A major drawback of this study is that the chemotherapeutic regimen administered to all of the patients was not the same, and the number of patients was small when the analyses were performed after dividing them according to chemotherapeutic regimen. However, our results showed that a significant relationship between BCRP expression and poor response to chemotherapy and prognosis in the group that received the regimen consisting of irinotecan as a topoisomerase I inhibitor plus cisplatin (data not shown). The facts were consistent with experiments in vitro that showing BCRP is an efficient transporter of topotecan and other topoisomerase I inhibitors (12, 13). This suggest that combined chemotherapy with a topoisomerase I inhibitor and a BCRP-specific inhibitor will be highly effective.

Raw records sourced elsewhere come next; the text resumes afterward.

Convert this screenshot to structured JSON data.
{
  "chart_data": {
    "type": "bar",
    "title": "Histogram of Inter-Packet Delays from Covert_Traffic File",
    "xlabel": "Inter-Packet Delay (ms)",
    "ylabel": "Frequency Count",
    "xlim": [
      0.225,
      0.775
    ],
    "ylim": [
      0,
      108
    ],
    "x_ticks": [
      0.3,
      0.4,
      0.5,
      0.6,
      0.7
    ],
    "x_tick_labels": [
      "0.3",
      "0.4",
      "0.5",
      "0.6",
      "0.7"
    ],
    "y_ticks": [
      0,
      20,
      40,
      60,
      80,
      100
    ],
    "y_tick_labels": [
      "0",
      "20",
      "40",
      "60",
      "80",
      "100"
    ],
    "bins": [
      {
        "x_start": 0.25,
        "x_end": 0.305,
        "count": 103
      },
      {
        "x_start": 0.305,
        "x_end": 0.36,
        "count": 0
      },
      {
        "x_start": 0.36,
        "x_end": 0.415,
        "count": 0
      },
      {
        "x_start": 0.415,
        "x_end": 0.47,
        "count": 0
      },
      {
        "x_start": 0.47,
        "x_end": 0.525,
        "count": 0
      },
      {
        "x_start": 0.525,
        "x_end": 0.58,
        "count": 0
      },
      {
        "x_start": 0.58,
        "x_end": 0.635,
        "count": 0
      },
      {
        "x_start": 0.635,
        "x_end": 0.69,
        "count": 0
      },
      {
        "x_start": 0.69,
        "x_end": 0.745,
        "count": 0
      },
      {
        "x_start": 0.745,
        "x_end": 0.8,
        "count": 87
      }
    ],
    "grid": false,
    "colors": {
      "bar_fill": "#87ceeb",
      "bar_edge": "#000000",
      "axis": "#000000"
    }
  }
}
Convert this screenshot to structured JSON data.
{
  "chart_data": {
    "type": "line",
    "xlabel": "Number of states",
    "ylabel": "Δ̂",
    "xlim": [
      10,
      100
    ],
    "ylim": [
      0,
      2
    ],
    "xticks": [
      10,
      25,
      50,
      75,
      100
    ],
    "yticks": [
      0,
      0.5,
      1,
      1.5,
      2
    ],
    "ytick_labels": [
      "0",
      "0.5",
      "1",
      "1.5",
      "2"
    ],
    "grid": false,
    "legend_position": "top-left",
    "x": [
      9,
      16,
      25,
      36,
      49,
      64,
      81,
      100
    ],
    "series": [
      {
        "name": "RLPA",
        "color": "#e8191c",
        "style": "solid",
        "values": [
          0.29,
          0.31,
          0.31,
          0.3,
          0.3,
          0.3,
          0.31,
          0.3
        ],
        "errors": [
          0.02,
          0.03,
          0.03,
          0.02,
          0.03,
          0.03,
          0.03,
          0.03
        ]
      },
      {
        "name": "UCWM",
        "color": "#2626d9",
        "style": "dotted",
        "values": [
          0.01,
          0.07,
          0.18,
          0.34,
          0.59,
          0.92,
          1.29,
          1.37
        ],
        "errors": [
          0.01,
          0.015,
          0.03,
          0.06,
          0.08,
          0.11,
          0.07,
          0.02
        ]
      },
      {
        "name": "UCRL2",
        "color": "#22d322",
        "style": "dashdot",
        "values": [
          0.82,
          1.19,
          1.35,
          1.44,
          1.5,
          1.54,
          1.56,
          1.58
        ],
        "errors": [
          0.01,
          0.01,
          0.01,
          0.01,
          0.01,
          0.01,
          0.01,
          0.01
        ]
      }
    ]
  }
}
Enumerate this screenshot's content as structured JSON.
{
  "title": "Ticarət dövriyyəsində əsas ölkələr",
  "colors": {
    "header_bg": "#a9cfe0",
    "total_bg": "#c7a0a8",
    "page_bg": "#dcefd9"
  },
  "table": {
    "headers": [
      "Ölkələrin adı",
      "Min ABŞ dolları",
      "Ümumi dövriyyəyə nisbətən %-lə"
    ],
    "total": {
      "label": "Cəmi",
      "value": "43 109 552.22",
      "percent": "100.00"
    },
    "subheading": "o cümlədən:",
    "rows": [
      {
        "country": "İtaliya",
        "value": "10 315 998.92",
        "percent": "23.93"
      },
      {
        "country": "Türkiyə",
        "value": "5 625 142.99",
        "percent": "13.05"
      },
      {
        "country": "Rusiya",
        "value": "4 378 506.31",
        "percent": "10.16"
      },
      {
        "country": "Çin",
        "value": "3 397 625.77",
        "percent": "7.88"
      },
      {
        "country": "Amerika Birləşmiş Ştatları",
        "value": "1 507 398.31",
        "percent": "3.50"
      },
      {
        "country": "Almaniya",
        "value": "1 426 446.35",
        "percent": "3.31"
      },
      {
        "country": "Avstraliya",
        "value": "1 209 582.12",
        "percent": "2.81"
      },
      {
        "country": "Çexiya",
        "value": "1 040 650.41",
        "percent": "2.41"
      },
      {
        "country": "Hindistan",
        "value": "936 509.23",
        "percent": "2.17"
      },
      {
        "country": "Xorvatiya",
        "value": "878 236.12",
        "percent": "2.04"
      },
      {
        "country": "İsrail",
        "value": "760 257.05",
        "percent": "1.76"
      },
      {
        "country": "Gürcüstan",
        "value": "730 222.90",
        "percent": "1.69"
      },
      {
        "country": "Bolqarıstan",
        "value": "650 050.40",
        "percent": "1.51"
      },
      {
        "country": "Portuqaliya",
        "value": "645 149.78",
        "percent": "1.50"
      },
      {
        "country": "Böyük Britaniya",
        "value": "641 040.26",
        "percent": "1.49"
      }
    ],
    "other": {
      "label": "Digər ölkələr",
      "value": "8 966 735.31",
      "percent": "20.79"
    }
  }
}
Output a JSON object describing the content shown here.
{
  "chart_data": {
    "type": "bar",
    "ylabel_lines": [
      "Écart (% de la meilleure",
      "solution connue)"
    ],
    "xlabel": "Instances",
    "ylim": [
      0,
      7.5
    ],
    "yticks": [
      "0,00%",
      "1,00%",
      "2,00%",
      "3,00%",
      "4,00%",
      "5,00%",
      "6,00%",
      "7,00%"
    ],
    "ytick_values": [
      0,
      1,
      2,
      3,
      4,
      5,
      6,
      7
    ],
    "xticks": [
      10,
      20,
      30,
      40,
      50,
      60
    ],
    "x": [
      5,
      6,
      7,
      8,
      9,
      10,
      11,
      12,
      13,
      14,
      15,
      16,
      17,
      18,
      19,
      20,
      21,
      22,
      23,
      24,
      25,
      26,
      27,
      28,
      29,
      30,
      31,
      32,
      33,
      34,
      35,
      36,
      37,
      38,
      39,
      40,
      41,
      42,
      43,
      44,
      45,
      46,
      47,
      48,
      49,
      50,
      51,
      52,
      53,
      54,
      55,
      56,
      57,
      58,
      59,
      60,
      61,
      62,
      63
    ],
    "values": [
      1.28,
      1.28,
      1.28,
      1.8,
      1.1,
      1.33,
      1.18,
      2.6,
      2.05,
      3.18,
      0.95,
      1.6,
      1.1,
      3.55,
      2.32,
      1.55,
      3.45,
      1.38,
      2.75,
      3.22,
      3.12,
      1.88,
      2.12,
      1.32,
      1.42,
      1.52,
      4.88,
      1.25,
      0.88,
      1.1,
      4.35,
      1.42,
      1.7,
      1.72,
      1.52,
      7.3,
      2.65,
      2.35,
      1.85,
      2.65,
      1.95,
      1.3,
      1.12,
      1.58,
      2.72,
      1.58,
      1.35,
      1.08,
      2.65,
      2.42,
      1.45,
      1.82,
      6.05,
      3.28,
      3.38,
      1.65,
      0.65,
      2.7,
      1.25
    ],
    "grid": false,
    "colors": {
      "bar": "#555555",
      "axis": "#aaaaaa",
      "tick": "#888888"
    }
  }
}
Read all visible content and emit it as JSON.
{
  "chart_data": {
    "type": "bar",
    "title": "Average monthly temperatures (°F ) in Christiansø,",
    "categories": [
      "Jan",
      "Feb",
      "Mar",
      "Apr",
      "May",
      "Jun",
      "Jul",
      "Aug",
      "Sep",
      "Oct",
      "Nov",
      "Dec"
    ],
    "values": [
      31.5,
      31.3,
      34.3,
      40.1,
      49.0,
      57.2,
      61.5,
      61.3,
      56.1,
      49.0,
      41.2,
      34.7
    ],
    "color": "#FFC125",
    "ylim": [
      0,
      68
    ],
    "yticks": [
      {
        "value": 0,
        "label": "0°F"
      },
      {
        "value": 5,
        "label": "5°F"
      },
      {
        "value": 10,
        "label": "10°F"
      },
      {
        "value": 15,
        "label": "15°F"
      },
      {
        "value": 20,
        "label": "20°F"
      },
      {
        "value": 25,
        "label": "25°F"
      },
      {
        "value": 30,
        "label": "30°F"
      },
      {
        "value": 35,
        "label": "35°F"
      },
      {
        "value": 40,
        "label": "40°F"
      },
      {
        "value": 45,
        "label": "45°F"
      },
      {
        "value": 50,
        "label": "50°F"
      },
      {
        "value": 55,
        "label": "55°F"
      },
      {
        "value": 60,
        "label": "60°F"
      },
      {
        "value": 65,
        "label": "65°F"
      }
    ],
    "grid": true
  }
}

In conclusion, our findings indicated that expression of the novel ABC transporter protein BCRP, but not of Pgp, MRP1, MRP2, and MRP3, is a predictive factor of poor clinical outcome in advanced NSCLC patients treated with standard platinum-based combination chemotherapy. Although a prospective study with a larger number of patients is warranted, we believe that these results have important implications for the treatment of NSCLC, because BCRP may serve as a molecular target for reducing drug resistance to chemotherapy in patients with advanced NSCLC.

We thank Chie Okumura and Yoko Okuhara for technical assistance.